11 to 7 on the Paradigm Shift

There are great amounts of quality disparagements of business schools in general (intentional or not), and MBA programs in particular. The singular ethos, such as it exists, or lack of concern beyond profiteering for anything involving people, environments, good governance or even public safety opens a very wide field in which quite little is possible other than the growing of predator industries and the election of frauds.

But the hedge-fund guys and girls have largely gotten a pass for a long while now, though that just will not suffice and they refuse to have their lack of acumen for or understanding of the industries they destroy not properly respected for precisely what it is:

To me, this and so many other closings of quality publications leads to a broader question of whether journalistic outlets can even exist under this current age of capitalism. In short, I think the answer is basically no. Journalism can exist in a capitalist system of course, but only when the people who own these outlets have some higher purposes, at least in part, whether it is some belief in the truth or at least a willingness to accept relatively moderate profits instead of instant gold. But we now live in an era of venture capitalist schemes, where rank idiots stumble into massive wealth and believe that they are rich because they are smarter than everyone else. When this happens, as it did in the initial Gilded Age, these morons run roughshod over the world around them.

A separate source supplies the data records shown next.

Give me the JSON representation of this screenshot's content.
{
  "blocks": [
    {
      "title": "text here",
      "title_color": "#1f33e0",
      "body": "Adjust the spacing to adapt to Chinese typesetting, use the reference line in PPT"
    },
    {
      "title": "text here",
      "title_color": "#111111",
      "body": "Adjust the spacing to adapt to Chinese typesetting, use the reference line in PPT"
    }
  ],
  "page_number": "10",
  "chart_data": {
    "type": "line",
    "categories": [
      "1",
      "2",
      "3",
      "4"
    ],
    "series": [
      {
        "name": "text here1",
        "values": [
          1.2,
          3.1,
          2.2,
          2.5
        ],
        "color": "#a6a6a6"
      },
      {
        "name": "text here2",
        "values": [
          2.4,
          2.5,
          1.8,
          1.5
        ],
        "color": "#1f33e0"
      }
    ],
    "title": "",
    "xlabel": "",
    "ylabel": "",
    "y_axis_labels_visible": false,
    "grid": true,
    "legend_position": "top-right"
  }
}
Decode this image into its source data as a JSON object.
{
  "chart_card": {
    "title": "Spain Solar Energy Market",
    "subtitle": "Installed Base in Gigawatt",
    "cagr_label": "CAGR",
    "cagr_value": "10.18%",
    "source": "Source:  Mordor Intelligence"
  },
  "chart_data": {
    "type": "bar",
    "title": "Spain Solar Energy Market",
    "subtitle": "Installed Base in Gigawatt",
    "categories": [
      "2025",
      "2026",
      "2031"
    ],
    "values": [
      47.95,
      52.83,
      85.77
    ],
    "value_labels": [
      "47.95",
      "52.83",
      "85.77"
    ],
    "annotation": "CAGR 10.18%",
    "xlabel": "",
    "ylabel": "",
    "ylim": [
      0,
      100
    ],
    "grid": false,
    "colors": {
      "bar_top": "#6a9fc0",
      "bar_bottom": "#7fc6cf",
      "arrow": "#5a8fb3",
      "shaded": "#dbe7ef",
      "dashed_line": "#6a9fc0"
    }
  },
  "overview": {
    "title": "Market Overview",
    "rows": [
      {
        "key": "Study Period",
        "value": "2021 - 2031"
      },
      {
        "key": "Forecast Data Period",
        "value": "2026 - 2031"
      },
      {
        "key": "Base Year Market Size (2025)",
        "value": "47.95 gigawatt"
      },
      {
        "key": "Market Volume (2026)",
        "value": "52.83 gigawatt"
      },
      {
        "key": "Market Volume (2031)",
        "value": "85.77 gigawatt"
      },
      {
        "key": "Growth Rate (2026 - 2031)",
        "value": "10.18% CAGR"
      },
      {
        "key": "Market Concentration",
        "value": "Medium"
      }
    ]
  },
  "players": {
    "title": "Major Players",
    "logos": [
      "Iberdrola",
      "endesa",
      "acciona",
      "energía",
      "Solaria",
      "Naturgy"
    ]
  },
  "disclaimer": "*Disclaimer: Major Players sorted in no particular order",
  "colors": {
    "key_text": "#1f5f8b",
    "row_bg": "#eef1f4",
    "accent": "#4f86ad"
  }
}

Just so. The jump comes from a ledge of dangerous combination: You make a great deal of money – however quickly – and also systematically evade any education that would have given you access to some self-awareness that might save you and others something a little more important than two points below prime. The serial misunderstanding of terms will be the subtext of the best work of many future historians and not-a-few extradition treaties. CRaP, for example, is a re-purposed acronym that should be far more useful that it is.

Creative Destruction

Or, what will green mean once it has been destroyed and re-cast again? At the end of this Newsweek article about IBM and how it is “detaching” from the U.S., was this:

This is the new world of global business, one in which the U.S. becomes simply a market among markets, and not even the most interesting one. IBM is one of the multinationals that propelled America to the apex of its power, and it is now emblematic of the process of creative destruction pushing America to a new, less dominant, and less comfortable position.

It’s part global rah-rah, but having heard the term before in nearly the same context – as a seeming euphemism for the kind of havoc that is endemic to business interests in such a way as to insulate them from moralistic concerns about people or planet – it made me wonder how long it had been around and, at the risk of misunderstanding it, whether it could be true in multiple directions. I mean, destruction for gain, if truly amoral, could advance along an Eco axis if that was what where the gain is, Nes Pa?

Creative destruction was originally coined by Joseph Schumpeter (1883-1950) in his Capitalism, Socialism and Democracy. Some choice bits on CD:

Capitalism, then, is by nature a form or method of economic change and not only never is but never can be stationary. And this evolutionary character of the capitalist process is not merely due to the fact that economic life goes on in a social and natural environment which changes and by its change alters the data of economic action; this fact is important and these changes (wars, revolutions and so on) often condition industrial change, but they are not its prime movers.

These would be new means of production and transportation, new markets, new forms of industrial organization. Sound familiar? Also note that he says capitalism can never be stationary; does this put sustainability out of play? If so, what then?

The opening up of new markets, foreign or domestic, and the organizational development from the craft shop and factory to such concerns as U.S. Steel illustrate the same process of industrial mutation–if I may use that biological term–that incessantly revolutionizes the economic structure from within, incessantly destroying the old one, incessantly creating a new one. This process of Creative Destruction is the essential fact about capitalism. It is what capitalism consists in and what every capitalist concern has got to live in. . . .

Ah, essential facts. We quickly revert to protecting that (competition) which does not require guarding, because its forms are designed to go away, or be transformed into something else. Something which may appear unrecognizable, but only because of our tendency toward the above reversion. One more:

But in capitalist reality as distinguished from its textbook picture, it is not that kind of competition (the price variable) which counts but the competition from the new commodity, the new technology, the new source of supply, the new type of organization (the largest-scale unit of control for instance)–competition which commands a decisive cost or quality advantage and which strikes not at the margins of the profits and the outputs of the existing firms but at their foundations and their very lives.

Now, there could be something very sexy about this, but we’ll have to get over the sad-sack ‘greed is good’ paradigm in which so many have found solace for so long, which has been under seige since the minute after it was created. It’s not merely being sanguine to say it is the nature of the system to destroy itself this way, just a reminder of the very necessary likelihood of possibilities that should be injected into the project. That are indeed its lifeline, if not its blood.